‘I don’t get excited when I hear EITC. Do you?’
This is a line from the late, lamented West Wing. The acronym EITC refers to Earned Income Tax Credit, a refundable tax credit for low to moderate-income working people. One of the characters, Charlie, is trying to fight for it, only to be told by Annabeth that this won’t be easy because it doesn’t have a catchy name like ‘Marriage Penalty’ or ‘Death Tax’.
She’s right. Who would understand EITC, let alone get behind it? It’s the same on this side of the pond. Financial phrases like AER (Annual Equivalent Rate), DB (Defined Benefit) and OEICs (Open-Ended Investment Companies) don’t exactly roll off the tongue, let alone lend themselves to easy interpretation.
And the more opaque something sounds, the harder it is to sell, despite the fact that many financial products and services benefit savers and investors.
Thankfully, the City watchdog agrees that, in some cases, too much incomprehensible jargon has been used by investment companies and advisers when communicating with their customers. A Financial Conduct Authority (FCA) market study into the asset management industry, published last month, concluded that: ‘Documents tended to use jargon and abbreviations without clear explanations. Documents tended to make no attempt to make it easy and accessible for investors including lay trustees to read and understand.’

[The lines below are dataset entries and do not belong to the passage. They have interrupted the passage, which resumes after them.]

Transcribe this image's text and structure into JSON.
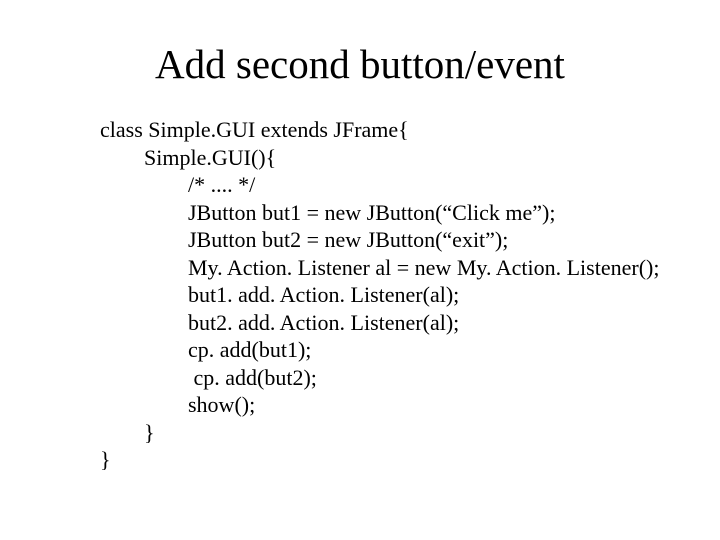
{
  "title": "Add second button/event",
  "code": {
    "l0": "class Simple.GUI extends JFrame{",
    "l1": "        Simple.GUI(){",
    "l2": "                /* .... */",
    "l3": "                JButton but1 = new JButton(“Click me”);",
    "l4": "                JButton but2 = new JButton(“exit”);",
    "l5": "                My. Action. Listener al = new My. Action. Listener();",
    "l6": "                but1. add. Action. Listener(al);",
    "l7": "                but2. add. Action. Listener(al);",
    "l8": "                cp. add(but1);",
    "l9": "                 cp. add(but2);",
    "l10": "                show();",
    "l11": "        }",
    "l12": "}"
  }
}
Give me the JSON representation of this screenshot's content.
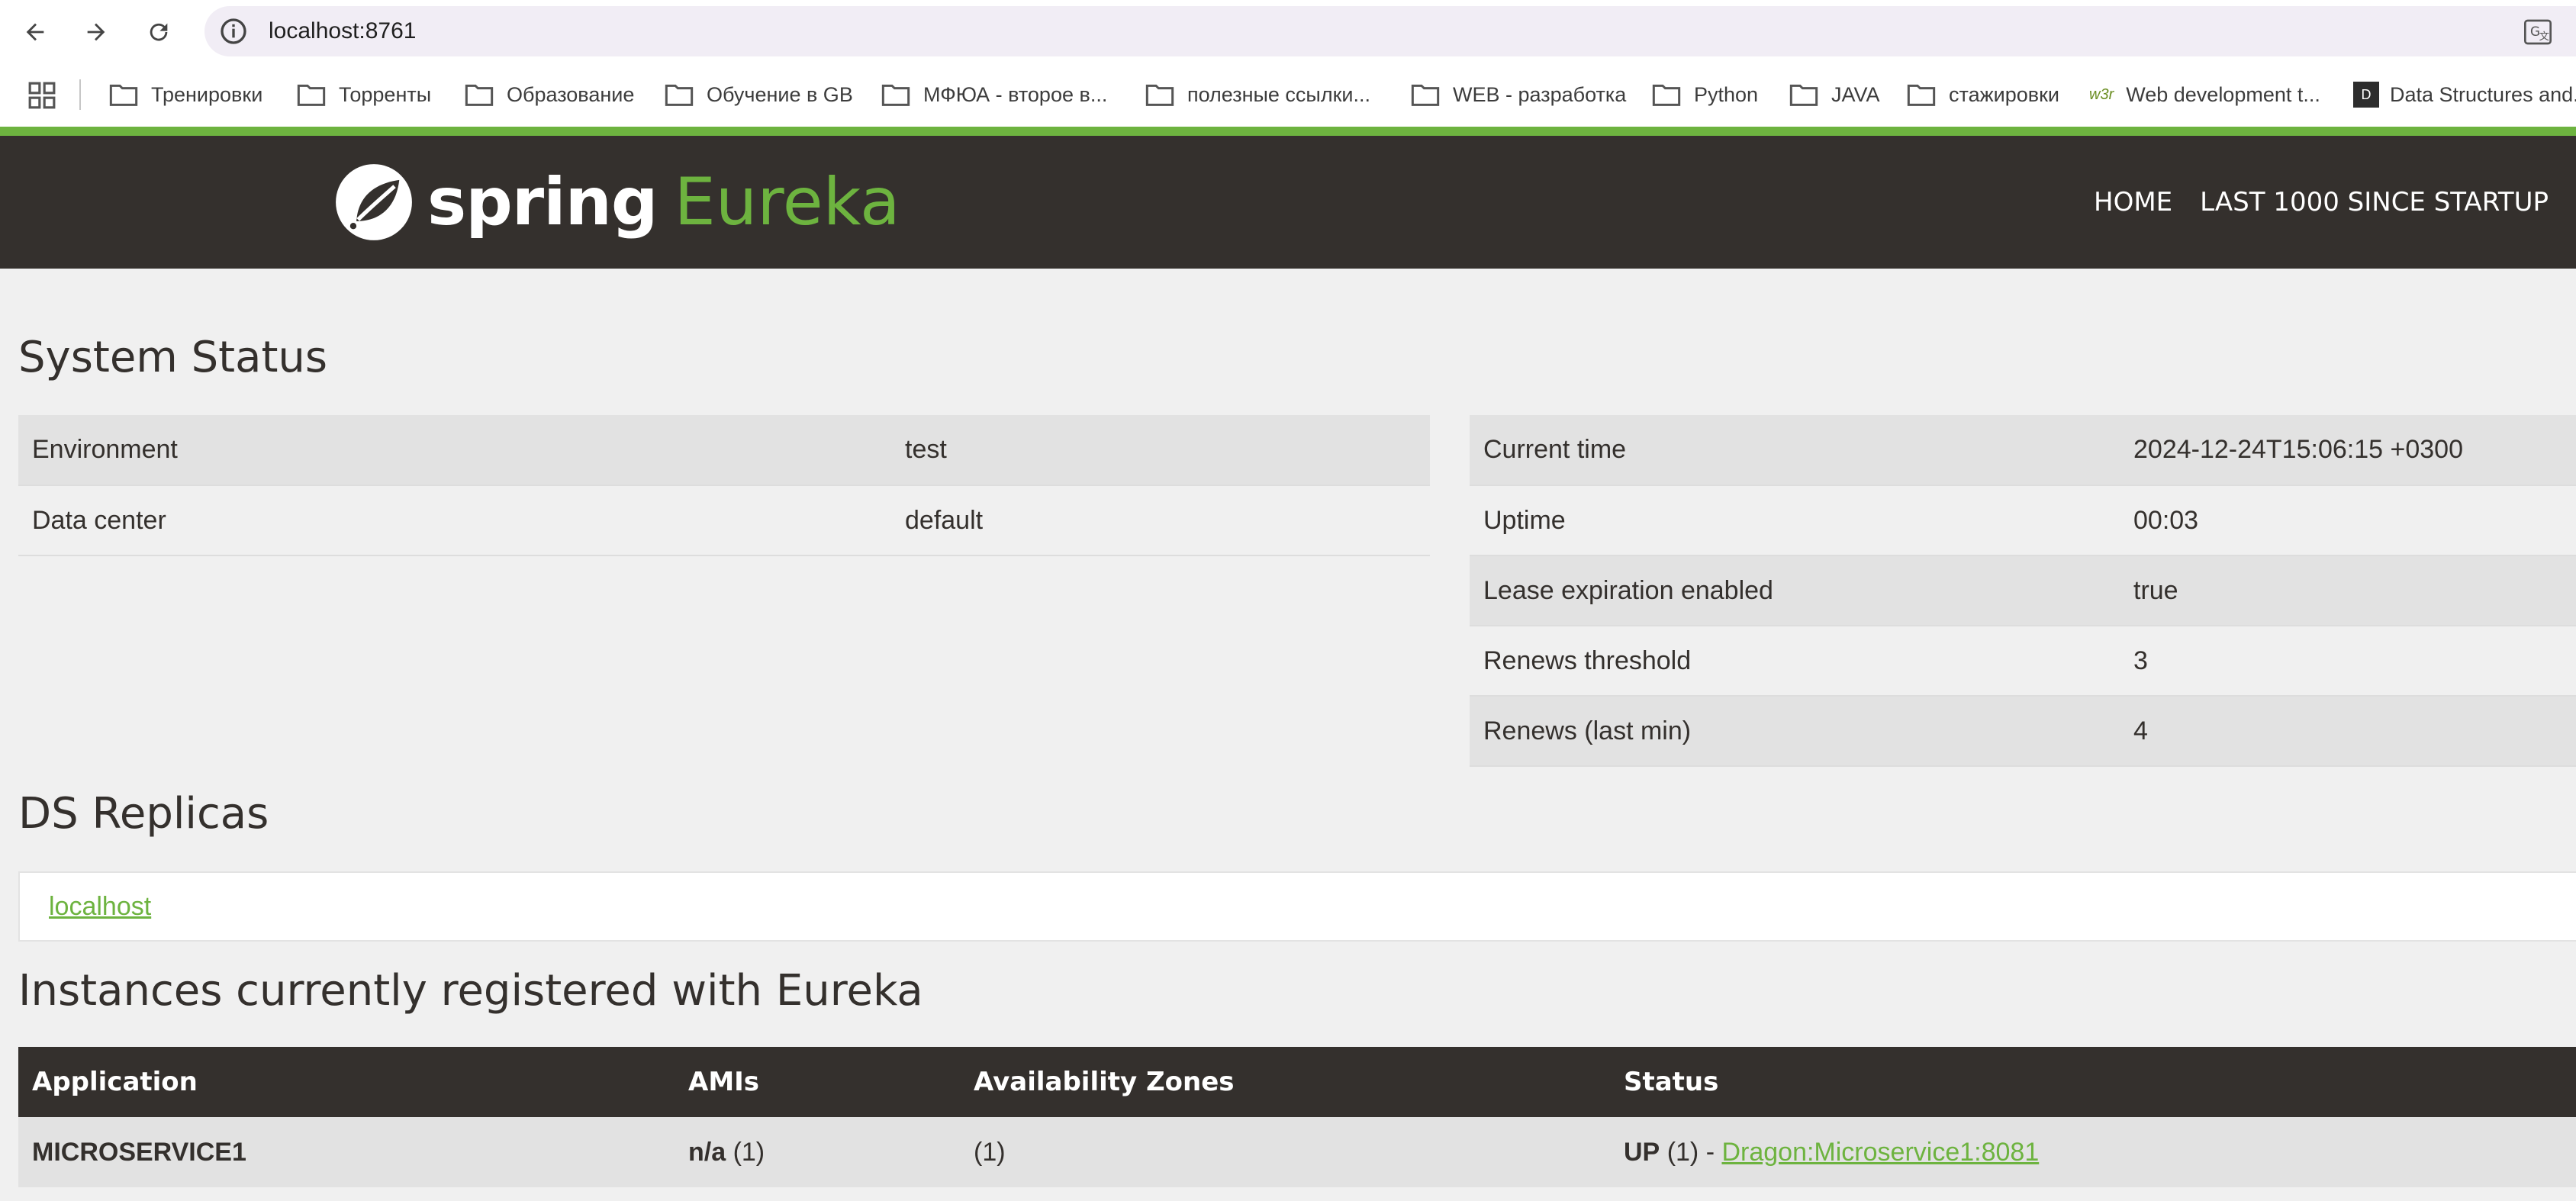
{
  "browser": {
    "url": "localhost:8761",
    "bookmarks": [
      "Тренировки",
      "Торренты",
      "Образование",
      "Обучение в GB",
      "МФЮА - второе в...",
      "полезные ссылки...",
      "WEB - разработка",
      "Python",
      "JAVA",
      "стажировки",
      "Web development t...",
      "Data Structures and..."
    ],
    "w3_badge": "w3r",
    "ds_badge": "D"
  },
  "navbar": {
    "logo_spring": "spring",
    "logo_eureka": "Eureka",
    "home": "HOME",
    "last1000": "LAST 1000 SINCE STARTUP"
  },
  "system_status": {
    "title": "System Status",
    "left": [
      {
        "label": "Environment",
        "value": "test"
      },
      {
        "label": "Data center",
        "value": "default"
      }
    ],
    "right": [
      {
        "label": "Current time",
        "value": "2024-12-24T15:06:15 +0300"
      },
      {
        "label": "Uptime",
        "value": "00:03"
      },
      {
        "label": "Lease expiration enabled",
        "value": "true"
      },
      {
        "label": "Renews threshold",
        "value": "3"
      },
      {
        "label": "Renews (last min)",
        "value": "4"
      }
    ]
  },
  "ds_replicas": {
    "title": "DS Replicas",
    "link": "localhost"
  },
  "instances": {
    "title": "Instances currently registered with Eureka",
    "headers": [
      "Application",
      "AMIs",
      "Availability Zones",
      "Status"
    ],
    "rows": [
      {
        "application": "MICROSERVICE1",
        "amis_bold": "n/a",
        "amis_count": "(1)",
        "zones": "(1)",
        "status_bold": "UP",
        "status_count": "(1) -",
        "status_link": "Dragon:Microservice1:8081"
      }
    ]
  },
  "colors": {
    "brand_green": "#6db33f",
    "navbar_dark": "#34302d"
  }
}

In a wide-ranging report, which also found that there is weak price competition in a number of areas of the asset management industry, and investment consultants on average are not able to identify managers who offer better returns to investors, the FCA highlighted an area that has long needed improvement.
Following the watchdog’s study, Saga Investment Services surveyed more than 11,500 over 50s on the issue of language. The company discovered that while many people are financially savvy, some struggle to understand even the most commonly used jargon employed in a range of investment terminology.